Yep I very much doubt demand would double after applying a 2.50-$3.50 toll. Would be lucky not to go down.
It would evaporate at $5 and above. There, problem solved. Get on with even better alternative.
Half or a third of a cup of coffee? People will spend $2.50 or $3.50 without the blink of an eye if it is going down their throat. I’m sure they wouldn’t take a different route to work just to save that?
You assume that
a) most motorists are travelling to work.
b) most motorists must drive for their current trip.
c) most motorists must take every trip.
All of these are false
How much is the bike charge going to be for Skypath?
That toll guestimate also assumes it costs nothing to collect the tolls, but even with the electronic system on the northern tollway, a chunk of the toll goes into administration costs and GST. The administration cost has decreased from about a $1 per vehicle to 55c or so from 2009 to 2014. But still, at the current volumes of vehicles crossing the harbour your estimate of $5-7 would need to be $6.30 – $8.60 once you include GST and a 55c/transaction admin cost.
“How much is the bike charge going to be for Skypath?” Charging money to ride a bike while making it free to drive your car is one of the daftest things I have come across in transport.
@mfwic While we all know how hard it’s been/long it’s taken to get Skypath going & the rationale behind the toll, I definitely agree it sends the wrong signals to have free cars/paid bikes. I’m still surprised that John Key didn’t declare it a bikeway of national significance and pay for it outright from the national cycling fund of his.
It’s not quite a no-brainer that road and rail should be combined.
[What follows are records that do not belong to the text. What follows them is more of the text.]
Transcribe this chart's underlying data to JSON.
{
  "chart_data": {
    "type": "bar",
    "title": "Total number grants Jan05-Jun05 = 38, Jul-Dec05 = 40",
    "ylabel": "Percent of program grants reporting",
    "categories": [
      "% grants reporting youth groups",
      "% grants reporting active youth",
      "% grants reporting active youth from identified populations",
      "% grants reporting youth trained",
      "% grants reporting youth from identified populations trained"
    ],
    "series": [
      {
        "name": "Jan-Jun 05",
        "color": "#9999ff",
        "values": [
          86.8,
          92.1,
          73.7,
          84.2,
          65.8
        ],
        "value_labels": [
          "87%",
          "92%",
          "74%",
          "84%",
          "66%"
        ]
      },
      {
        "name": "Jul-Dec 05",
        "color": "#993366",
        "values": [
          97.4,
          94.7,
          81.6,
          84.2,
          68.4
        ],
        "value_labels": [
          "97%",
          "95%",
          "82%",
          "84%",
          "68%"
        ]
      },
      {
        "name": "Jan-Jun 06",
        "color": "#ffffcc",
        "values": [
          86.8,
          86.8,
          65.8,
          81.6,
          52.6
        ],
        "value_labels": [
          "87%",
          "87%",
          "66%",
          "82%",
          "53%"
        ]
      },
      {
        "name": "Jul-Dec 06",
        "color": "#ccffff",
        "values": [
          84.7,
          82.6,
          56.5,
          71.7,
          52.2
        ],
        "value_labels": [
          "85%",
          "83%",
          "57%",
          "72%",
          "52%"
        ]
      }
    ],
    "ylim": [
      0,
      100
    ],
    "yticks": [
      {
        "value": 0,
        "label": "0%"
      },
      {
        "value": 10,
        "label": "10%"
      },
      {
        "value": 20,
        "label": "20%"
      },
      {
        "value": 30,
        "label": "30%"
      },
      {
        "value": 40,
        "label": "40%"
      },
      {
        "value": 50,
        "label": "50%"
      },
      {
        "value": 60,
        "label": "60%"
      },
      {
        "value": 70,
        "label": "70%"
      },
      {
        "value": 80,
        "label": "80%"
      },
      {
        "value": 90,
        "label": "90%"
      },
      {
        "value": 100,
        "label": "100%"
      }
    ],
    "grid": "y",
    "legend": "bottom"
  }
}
When you really look ahead and if you were free of sensitivities about increasing density in certain suburbs that seem to be off-limits then rail via Devonport makes more sense on a number of dimensions, which doesn’t align to the SH1 corridor.
Thanks for this analysis Peter. Very useful data for those of us (maybe just me!) who believe that Wellington needs some sort of tunnelled rail extension to “complete” its regional rail system.
The one missing is the Perth tunnel under the city that would be an interesting comparison as its similar in length and twin tunnels under all buildings with underground stations. Its was built about 10 years ago. Cheers
Taking the Sunset Rd. / Constellation Hill on the Northern motorway as an example; How long would it take take to pay off the extra costs of a tunnel through fuel savings compared with the existing set up? Do the economics change for EVs with their regenerative baking? Tunnel would also mean more rateable land.
+1 interesting thought game. Saved time and fuel over that hill would be huge and could build apts over the top.
When the Busway is converted to rail what would be the case for tunnels vs the three hills en route to Silverdale?
I somehow feel that this is an appropriate place to insert word of a high-speed tunnel system popular with the black-ops workers of the USA, and reported 14,000 mph cross-USA tunnels. A right riveting read for those who enjoy conspiracy theories (or perhaps Trumpians). Sorry, couldn’t resist:
http://www.reptoids.com/Vault/AllNewArticles/Tunnelsandshuttles.htm
Great link. That’s wonderfully bonkers.
Not forgetting the trans-USA Alameda-Weehawken Burrito Tunnel:
http://idlewords.com/2007/04/the_alameda_weehawken_burrito_tunnel.htm
Well that one had me thoroughly dumbfounded. Amazed that I had never heard of it before. Very tempted to order one for myself, but I don’t think they serve to Brooklyn (Wellington), just to Brooklyn (New York). Pity really – I quite fancy a burrito…
What really surprised me in the graph, was the cost of the Sha Tin station in HK… The tunnels were already in place, what they did was dig down and build station infrastructure. That’s not to belittle the task – They took up a massive block of land to build the station, which considering the price of land in HK was most likely the main contributor to cost.
This also raises another question – What is the total land purchase component of the CRL build?